I have no clue as to the legality of such arrangements in Mexico. However, I can see instances where the benefits to such arrangements would accrue to both employer and employee.


----------



## Isla Verde (Oct 19, 2011)

dwwhiteside said:


> Just weighing in on this because I have a) a little time and b) an opinion (I know; everyone has one and most of them ...)
> 
> This type of compensation structure might not be strictly for the employer's benefit. Depending on the employee's situation and other factors related to the employment, it could benefit both. Let me explain.
> 
> ...


I know you're trying to be even-handed here, but give me a break. The sole reason that employers hire people on this basis is to save themselves money. Since the OP is not Mexican, maybe they were hoping that he would not be aware of what a lousy employment deal they are offering! Just my opinion, of course!


----------



## TundraGreen (Jul 15, 2010)

I use to work for a Mexican government agency. They had a lot of employees that were paid on contract including me. At one point an edict came down that they had to convert all the contract employees to regular employees with benefits. At that point they let some of the contractors go. And I quit because I liked the flexibility I had as a contractor. As an employee, I would have had to fill out some paperwork every time I wanted to be out of the office anytime between 9 and 6 on a given day, even if I worked extra hours at other times to make up for it. It wasn't worth the hassle for me and I was ready to move on anyway.


----------



## eastwind (Jun 18, 2016)

It does always come down to money, but sometimes employers prefer contract workers because they are cheaper to lay off, not because they are cheaper to retain. In certain (most?) states, companies that lay off a lot of regular full-time employees end up paying higher premiums into the unemployment compensation funds. If a company has a cyclical business that requires staffing up and down regularly with easily-found and easily-replaced workers, it's cheaper in the long run to pay more for those workers per hour worked but be able to drop them more cheaply (and without generating a negative headline about layoffs).

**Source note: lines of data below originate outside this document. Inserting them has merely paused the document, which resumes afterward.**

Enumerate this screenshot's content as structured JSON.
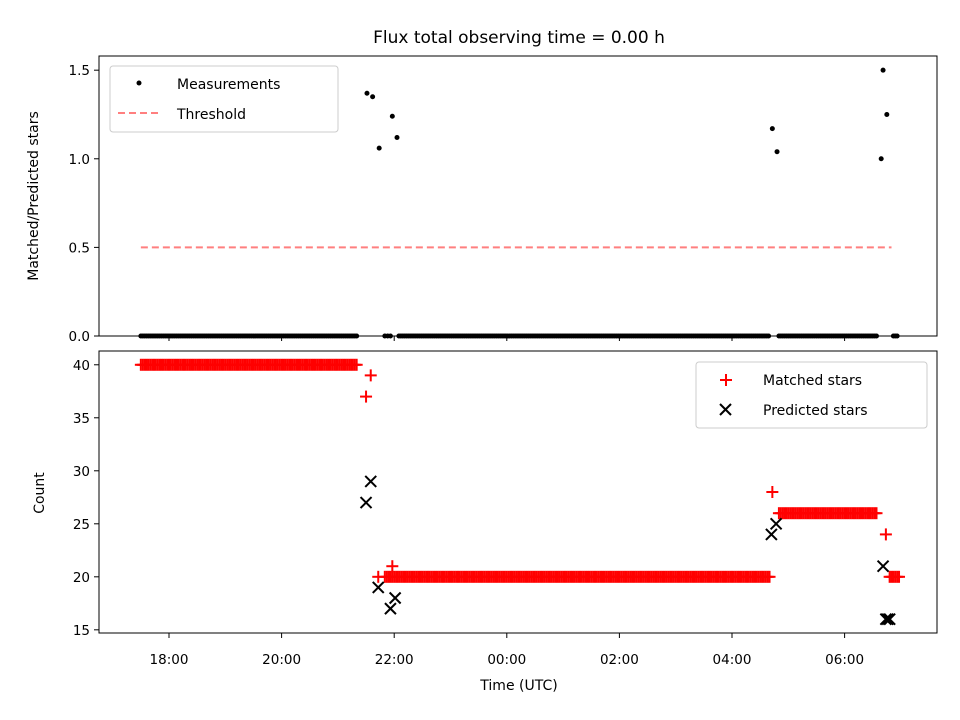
{
  "title": "Flux total observing time = 0.00 h",
  "chart_data": [
    {
      "type": "scatter",
      "ylabel": "Matched/Predicted stars",
      "xlabel": "",
      "ylim": [
        0,
        1.58
      ],
      "yticks": [
        0.0,
        0.5,
        1.0,
        1.5
      ],
      "ytick_labels": [
        "0.0",
        "0.5",
        "1.0",
        "1.5"
      ],
      "legend_position": "top-left",
      "legend": [
        "Measurements",
        "Threshold"
      ],
      "colors": {
        "measurements": "#000000",
        "threshold": "#ff7f7f"
      },
      "threshold": {
        "name": "Threshold",
        "value": 0.5,
        "x_start": "17:30",
        "x_end": "06:50",
        "style": "dashed"
      },
      "series": [
        {
          "name": "Measurements",
          "zero_ranges": [
            [
              "17:30",
              "21:20",
              2
            ],
            [
              "21:50",
              "21:56",
              3
            ],
            [
              "22:05",
              "04:40",
              2
            ],
            [
              "04:50",
              "06:35",
              2
            ],
            [
              "06:52",
              "06:56",
              2
            ]
          ],
          "points": [
            {
              "x": "21:31",
              "y": 1.37
            },
            {
              "x": "21:37",
              "y": 1.35
            },
            {
              "x": "21:44",
              "y": 1.06
            },
            {
              "x": "21:58",
              "y": 1.24
            },
            {
              "x": "22:03",
              "y": 1.12
            },
            {
              "x": "04:43",
              "y": 1.17
            },
            {
              "x": "04:48",
              "y": 1.04
            },
            {
              "x": "06:39",
              "y": 1.0
            },
            {
              "x": "06:41",
              "y": 1.5
            },
            {
              "x": "06:45",
              "y": 1.25
            }
          ]
        }
      ]
    },
    {
      "type": "scatter",
      "xlabel": "Time (UTC)",
      "ylabel": "Count",
      "ylim": [
        14.7,
        41.3
      ],
      "yticks": [
        15,
        20,
        25,
        30,
        35,
        40
      ],
      "ytick_labels": [
        "15",
        "20",
        "25",
        "30",
        "35",
        "40"
      ],
      "x_ticks": [
        "18:00",
        "20:00",
        "22:00",
        "00:00",
        "02:00",
        "04:00",
        "06:00"
      ],
      "legend_position": "top-right",
      "legend": [
        "Matched stars",
        "Predicted stars"
      ],
      "colors": {
        "matched": "#ff0000",
        "predicted": "#000000"
      },
      "series": [
        {
          "name": "Matched stars",
          "ranges": [
            [
              "17:30",
              "21:20",
              40,
              2
            ],
            [
              "21:50",
              "04:40",
              20,
              2
            ],
            [
              "04:50",
              "06:35",
              26,
              2
            ],
            [
              "06:48",
              "06:58",
              20,
              2
            ]
          ],
          "points": [
            {
              "x": "21:30",
              "y": 37
            },
            {
              "x": "21:35",
              "y": 39
            },
            {
              "x": "21:43",
              "y": 20
            },
            {
              "x": "21:58",
              "y": 21
            },
            {
              "x": "04:43",
              "y": 28
            },
            {
              "x": "06:44",
              "y": 24
            }
          ]
        },
        {
          "name": "Predicted stars",
          "points": [
            {
              "x": "21:30",
              "y": 27
            },
            {
              "x": "21:35",
              "y": 29
            },
            {
              "x": "21:43",
              "y": 19
            },
            {
              "x": "21:56",
              "y": 17
            },
            {
              "x": "22:01",
              "y": 18
            },
            {
              "x": "04:42",
              "y": 24
            },
            {
              "x": "04:47",
              "y": 25
            },
            {
              "x": "06:41",
              "y": 21
            },
            {
              "x": "06:44",
              "y": 16
            },
            {
              "x": "06:46",
              "y": 16
            },
            {
              "x": "06:48",
              "y": 16
            }
          ]
        }
      ]
    }
  ]
}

In the US there is also the negative publicity that comes along with employing lots of H1-B visa people. For example, when Microsoft hires a contractor through a contracting company (who applies for the H1-B visa for the imported worker) the headline number of people on H1-B's at Microsoft is reduced. The actual number of people working _at_ Microsoft with H1-B visa's is probably twice the reported number of people working _for_ Microsoft with H1-B visas.

And of course the whole H1-B visa thing is about money too. Facebook is lobbying for open borders so it can even the pay inequality between overseas and domestic workers and pay third-world wages to it's US workers.


----------



## ojosazules11 (Nov 3, 2013)

dwwhiteside said:


> Just weighing in on this because I have a) a little time and b) an opinion (I know; everyone has one and most of them ...)
> 
> This type of compensation structure might not be strictly for the employer's benefit. Depending on the employee's situation and other factors related to the employment, it could benefit both. Let me explain.
> 
> ...


The article I linked to and translated/summarized was clear that they do pay at least minimum wage, which is a legal requirement. However in terms of negative impact on the worker, it affects more than just their pension, it also affects the amount of vacation pay, end of year “aguinaldo” and the amount of termination pay to which they are entitled if let go.


----------



## curlyMarcia (Nov 27, 2017)

Esquema mixto means that the company will report a lower salary to the goverment that your actual salary, and they will be saving on taxes. A bonus will complete your actual monthly payment. It is not illegal in Mexico. But it's risky for the employers, as they will have fewer benefits. And even the company can pay you one month less without breaking the contract (as only a fraction of your salary is reported as long as they pay you the reported you can not demand anything more). Stay away from these type of companies, they will often try to make you work longer journeys in order to give you the promised bonus. The esquema mixto is not ideal, but there is people who work with the esquema mixto getting the payment on time and on the agreed quantity. You should try to get more info about the company befroe accepting the job.


----------